I live in a household with extended family, and growing up I have often been expected to help more around the house because I am the youngest. I do not mind helping at all, and I have never refused to do chores when asked. On a normal day, I already help with cleaning, washing dishes, and running errands when needed. I understand that helping out is part of being in a family, and I try to contribute as much as I reasonably can.
Recently, we had a family gathering at our house with several relatives present. After everyone finished eating, I was told to clean everything up by myself. This included clearing the table, washing all the dishes, and cleaning the kitchen. While I was being told to do this, the older relatives went to sit down and relax, some of them watching TV or using their phones. I had already been tired from a busy week at school and had helped earlier in the day preparing for the gathering.
Because of this, I calmly asked if the chores could be shared instead of one person doing everything. I was not trying to argue or avoid helping. I just thought it would be more reasonable if a few people helped clean since everyone had eaten and there were many capable adults present. I made sure to ask politely and did not raise my voice or act disrespectfully.
One of my relatives immediately got upset and said I was being disrespectful just for asking. They told me that younger family members should not question instructions and should simply do what they are told. The situation became awkward, and I felt embarrassed for even speaking up.
To avoid making things worse, I still helped clean up. However, I did not do everything alone. I focused on a portion of the work and stopped once it was clear that no one else intended to help. Since then, some relatives have been acting cold toward me and have made comments about me becoming selfish, ungrateful, and unwilling to help around the house.
I feel conflicted because I do not want to cause family tension or be seen as disrespectful. At the same time, I do not think it is fair that helping always means one person being expected to handle all the work while everyone else rests. I genuinely want to know if I handled this the wrong way.
So, AITA?
NTA. I realize this is likely cultural to some extent, but some customs need badly to change, this being one.
When “culture” equals abuse- its just abuse.
NTA, not sure if this is a tradition thing or just lazy older family. As much as my step father and I didn’t get along, he would usually cook (mom did as well sometimes) but he shared dishes with me. We alternated days washing and I believe he would do the larger pans anytime he used them.
If this is a tradition thing based on where your from, I’d say stick to it and once you are out and living on your own, make a new tradition and have people alternate or just all work together clearing the leftovers and dishes.
IMO certain traditions (women must cook, etc.) are antiquated and just plain wrong to begin with. They are a product of the past and society should move on from them.
1000% NTA. It pisses me off to no end when the bulk of housework is conveniently left to one person, usually the sister, and everybody else gets to relax as if they’re on vacation.
Any culture that values age of treating all parties with common decency and respect is garbage and i don’t care who downvotes me. All people are people and we should never allow people to degrade someone because they happened to be born after someone else. To say otherwise is low class.

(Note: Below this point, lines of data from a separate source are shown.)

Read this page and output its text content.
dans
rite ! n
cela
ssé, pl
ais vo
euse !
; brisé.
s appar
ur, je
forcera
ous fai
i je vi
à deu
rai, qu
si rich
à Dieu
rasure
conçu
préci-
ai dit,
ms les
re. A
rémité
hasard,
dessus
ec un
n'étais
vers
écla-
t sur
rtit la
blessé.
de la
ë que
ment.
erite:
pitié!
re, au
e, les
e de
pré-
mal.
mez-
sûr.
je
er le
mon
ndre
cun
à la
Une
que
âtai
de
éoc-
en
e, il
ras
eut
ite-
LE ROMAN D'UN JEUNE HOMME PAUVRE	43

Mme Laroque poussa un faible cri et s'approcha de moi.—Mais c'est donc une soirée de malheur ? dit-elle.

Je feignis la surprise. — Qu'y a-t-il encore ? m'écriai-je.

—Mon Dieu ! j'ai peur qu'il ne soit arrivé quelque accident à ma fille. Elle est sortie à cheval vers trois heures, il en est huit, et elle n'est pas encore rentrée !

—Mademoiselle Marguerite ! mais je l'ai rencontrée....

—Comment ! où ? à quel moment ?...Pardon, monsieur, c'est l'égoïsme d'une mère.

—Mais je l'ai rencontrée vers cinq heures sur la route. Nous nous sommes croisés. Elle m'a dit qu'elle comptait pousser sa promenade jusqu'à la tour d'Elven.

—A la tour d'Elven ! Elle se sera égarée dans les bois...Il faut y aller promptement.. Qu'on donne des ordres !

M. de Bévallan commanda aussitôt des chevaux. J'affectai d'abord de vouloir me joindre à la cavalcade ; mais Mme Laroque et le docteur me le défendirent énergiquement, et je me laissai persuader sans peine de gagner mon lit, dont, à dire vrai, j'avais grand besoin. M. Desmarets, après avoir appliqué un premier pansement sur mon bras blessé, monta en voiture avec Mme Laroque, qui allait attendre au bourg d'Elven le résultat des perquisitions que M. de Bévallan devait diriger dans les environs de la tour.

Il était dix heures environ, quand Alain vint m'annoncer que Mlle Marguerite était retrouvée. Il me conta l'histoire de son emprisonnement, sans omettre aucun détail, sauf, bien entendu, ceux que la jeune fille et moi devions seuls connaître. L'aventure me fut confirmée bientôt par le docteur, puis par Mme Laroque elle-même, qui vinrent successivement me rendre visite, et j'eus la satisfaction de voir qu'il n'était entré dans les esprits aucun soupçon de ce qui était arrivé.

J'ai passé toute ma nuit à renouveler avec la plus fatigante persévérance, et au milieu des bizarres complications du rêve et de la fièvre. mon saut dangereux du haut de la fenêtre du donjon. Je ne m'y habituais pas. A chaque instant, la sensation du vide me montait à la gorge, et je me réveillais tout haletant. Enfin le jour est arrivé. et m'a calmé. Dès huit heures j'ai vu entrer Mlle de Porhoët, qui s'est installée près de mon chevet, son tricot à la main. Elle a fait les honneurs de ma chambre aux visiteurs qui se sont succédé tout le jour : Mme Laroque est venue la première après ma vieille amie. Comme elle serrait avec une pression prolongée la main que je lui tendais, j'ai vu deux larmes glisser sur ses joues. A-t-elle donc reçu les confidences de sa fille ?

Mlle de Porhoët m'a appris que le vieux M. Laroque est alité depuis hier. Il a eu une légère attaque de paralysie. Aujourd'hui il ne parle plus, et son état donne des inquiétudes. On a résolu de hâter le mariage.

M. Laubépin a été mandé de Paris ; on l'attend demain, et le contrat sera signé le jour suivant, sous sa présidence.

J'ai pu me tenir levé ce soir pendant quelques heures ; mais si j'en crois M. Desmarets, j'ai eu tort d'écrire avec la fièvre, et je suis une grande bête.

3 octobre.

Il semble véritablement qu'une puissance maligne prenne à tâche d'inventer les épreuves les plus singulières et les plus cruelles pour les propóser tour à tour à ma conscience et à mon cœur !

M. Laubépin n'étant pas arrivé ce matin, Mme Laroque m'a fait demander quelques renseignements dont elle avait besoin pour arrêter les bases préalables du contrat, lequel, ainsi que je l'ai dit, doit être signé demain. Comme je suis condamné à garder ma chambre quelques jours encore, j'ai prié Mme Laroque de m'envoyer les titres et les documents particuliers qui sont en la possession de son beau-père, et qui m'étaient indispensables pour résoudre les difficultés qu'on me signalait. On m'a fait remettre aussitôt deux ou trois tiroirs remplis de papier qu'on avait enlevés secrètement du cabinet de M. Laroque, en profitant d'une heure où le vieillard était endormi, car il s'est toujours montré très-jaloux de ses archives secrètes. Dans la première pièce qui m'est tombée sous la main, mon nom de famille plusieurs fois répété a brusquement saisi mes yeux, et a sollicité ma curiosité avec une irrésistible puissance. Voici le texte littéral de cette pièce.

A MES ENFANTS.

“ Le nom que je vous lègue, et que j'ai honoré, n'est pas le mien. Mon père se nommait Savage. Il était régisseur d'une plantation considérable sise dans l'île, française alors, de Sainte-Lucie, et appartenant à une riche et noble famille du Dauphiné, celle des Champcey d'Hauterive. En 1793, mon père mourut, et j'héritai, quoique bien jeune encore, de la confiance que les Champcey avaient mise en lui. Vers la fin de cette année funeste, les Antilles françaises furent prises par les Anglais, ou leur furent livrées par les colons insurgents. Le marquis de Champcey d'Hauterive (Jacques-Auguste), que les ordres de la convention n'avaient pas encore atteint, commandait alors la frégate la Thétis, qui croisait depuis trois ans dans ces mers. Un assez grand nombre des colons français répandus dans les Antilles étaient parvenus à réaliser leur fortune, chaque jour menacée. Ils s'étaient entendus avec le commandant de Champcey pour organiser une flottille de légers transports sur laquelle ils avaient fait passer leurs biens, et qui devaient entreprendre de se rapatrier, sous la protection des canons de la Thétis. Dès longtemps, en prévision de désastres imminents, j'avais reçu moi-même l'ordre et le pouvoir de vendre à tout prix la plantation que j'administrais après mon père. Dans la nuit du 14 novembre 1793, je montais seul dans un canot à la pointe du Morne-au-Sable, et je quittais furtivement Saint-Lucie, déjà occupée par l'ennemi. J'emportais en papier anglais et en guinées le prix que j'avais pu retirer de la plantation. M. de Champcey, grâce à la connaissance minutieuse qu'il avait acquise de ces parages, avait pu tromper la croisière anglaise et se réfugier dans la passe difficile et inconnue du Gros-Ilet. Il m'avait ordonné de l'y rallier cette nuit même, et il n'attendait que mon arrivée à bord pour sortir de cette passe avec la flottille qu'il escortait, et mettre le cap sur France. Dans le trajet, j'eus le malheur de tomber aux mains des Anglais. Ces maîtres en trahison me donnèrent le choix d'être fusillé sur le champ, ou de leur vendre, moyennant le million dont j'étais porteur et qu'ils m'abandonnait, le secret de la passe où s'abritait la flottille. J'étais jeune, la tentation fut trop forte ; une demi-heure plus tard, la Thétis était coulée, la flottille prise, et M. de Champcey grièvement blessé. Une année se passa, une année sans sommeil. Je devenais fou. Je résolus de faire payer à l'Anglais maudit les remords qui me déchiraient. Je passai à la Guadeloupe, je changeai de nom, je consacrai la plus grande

Exactly this. Just because someone is older than me, doesn’t mean they deserve more respect than I do. If they are able, then they can help. If they were disabled or struggled in some way, then of course they don’t have to help. Being an elder doesn’t mean the younger generations become your slaves.
Definitely NTA for asking for help.
What’s the cultural context here? I think you might receive more helpful feedback or advice from people who better understand your family’s expectations.
No one should be doing all of the chores at a family gathering. NTA
NTA.
This is why some kids move across the country and go low or no contact. Resentment is a heckuva motivator
That was me. Well into adulthood I was the clean up person. Never my older brother or his wife.
Until the Thanksgiving I showed up on crutches. My husband got me situated and said I had to stay off of my knee. The house still got cleaned.
There was nothing wrong with my knee.
😯👏👏👏👏👏👏👏👏👏❗ I hope you kept your husband.
Because he knew the assignment and acted on it ❗
40 years this November!
We just celebrated our 34th last October.
Mine put my sister in her place! She is six years older than me. I am a Celiac and she said I was using it for attention.
He told her that if she hid wheat rye or barley in anything that she said was gluten free.She would personally have to follow me to the bathroom and help me clean up. Everyone’s mouth dropped open.
So yes I am keeping mine until the very end.
Nta op
Your female, aren’t you. This is the other half of why they treat you like crap. Not just because you’re the youngest.